A l’instar de beaucoup de quartiers de la capitale, Grand-Yoff vit un calvaire quotidien.
Ce, à cause de la rareté de l’eau qui a fini d’être le lot de ses habitants tous les jours.
La pénurie d’eau devient, de plus en plus, intenable dans la capitale dakaroise et sa banlieue. Si le mois dernier les populations des Parcelles assainies sont sorties en masse dans la rue pour crier leur ras-le-bol et interpeller les autorités sur leur mal-vivre, à Grand-Yoff, quartier populeux, le liquide précieux peine à couler normalement.
En cet après-midi, du mardi 3 juillet 2018, l’ambiance est au rendez-vous à la cité Millionnaire. Difficile de se frayer un chemin sur la voie qui mène vers l’église Saint-Paul, à cause des étals des marchands qui ont fini d’occuper toute la rue. Le vrombissement des moteurs des «cars rapides» qui dégagent de la fumée noire mélangée à la musique distillée de partout complètent le décor. Devant la maison de la famille Gomis, les enfants jouent au foot à côté d’un caniveau à ciel ouvert qui dégage une odeur nauséabonde. A l’entrée de la porte principale, des bidons de 20 litres remplis d’eau sont superposés. Un constat qui renseigne à suffisance sur les conditions d’existence dans cette localité. Assise sur un banc en bois, la mère de famille, Céline, discute tranquillement avec sa fille aînée, Agnès. Elle ne se fait pas prier pour informer que, pour se procurer de l’eau, il faut veiller jusqu’à 3 heures du matin pour espérer avoir quelques litres et pouvoir se laver le matin. «C’est très dur. Nous vivons cette situation depuis des mois. Et pourtant nous payons les factures d’eau. Un centime qui manque, ils viennent couper le lendemain avec un bon de coupure de 4 mille F Cfa. Ici, il est très difficile d’avoir de l’eau la journée. Les robinets ne commencent à couler qu’à partir de 3 heures du matin», renseigne-t-elle. La soixantaine, la bonne dame soutient que cette situation commence à perdurer. Et elle risque d’empirer, note-t-elle, avec la chaleur qui s’installe progressivement.

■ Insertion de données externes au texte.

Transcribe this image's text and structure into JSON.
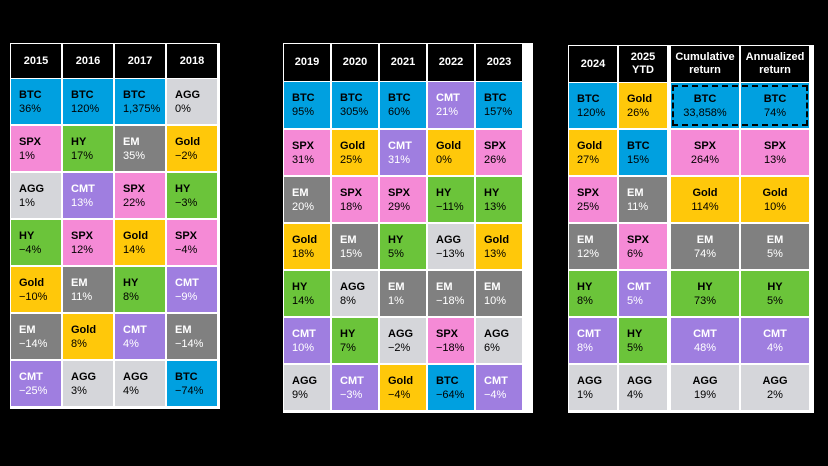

A quelques encablures de la demeure des Gomis, Ousmane Sarr, mécanicien, habite dans un vieil immeuble blanc. Ici, l’eau du robinet ne coule plus depuis des mois. Pour préparer le repas et prendre le bain, les locataires sont obligés de s’approvisionner auprès des charretiers qui font souvent la ronde dans le quartier. Ce, à défaut d’acheter les bouteilles de 10 litres chez le boutiquier du coin. «Pour boire, j’achète tous les deux jours une bouteille de 10 litres d’eau à la boutique. Pour prendre une douche, j’attends le charretier. J’avoue que ce n’est pas facile quand-même. Auparavant, je partais au boulot à 8 heures. Maintenant, je suis obligé de rester jusqu’à 10 heures pour pouvoir prendre un bain», martèle le jeune homme.
Grand-Yoff n’est pas seul dans son calvaire. Aux Hlm du même nom, c’est presque la même situation que vivent les populations. L’eau du robinet se fait de plus en plus désirer. A la cité Kérétou, les populations rencontrent d’énormes difficultés pour préparer le repas ou faire le linge. «Je suis souvent en retard à mon travail parce que je veille jusqu’à 2 heures du matin pour remplir mes bidons avant de me coucher. Sinon je risque de ne pas me laver lendemain. Mais ce qui m’étonne dans tout ça, c’est que nous vivons cette situation depuis des mois. Mais, on n’entend aucune autorité se prononcer là-dessus, ni le ministre de l’Hydraulique, ni la Sde et les factures restent salées», fustige Ibrahima Ndiaye rencontré devant l’école Les Pédagogues.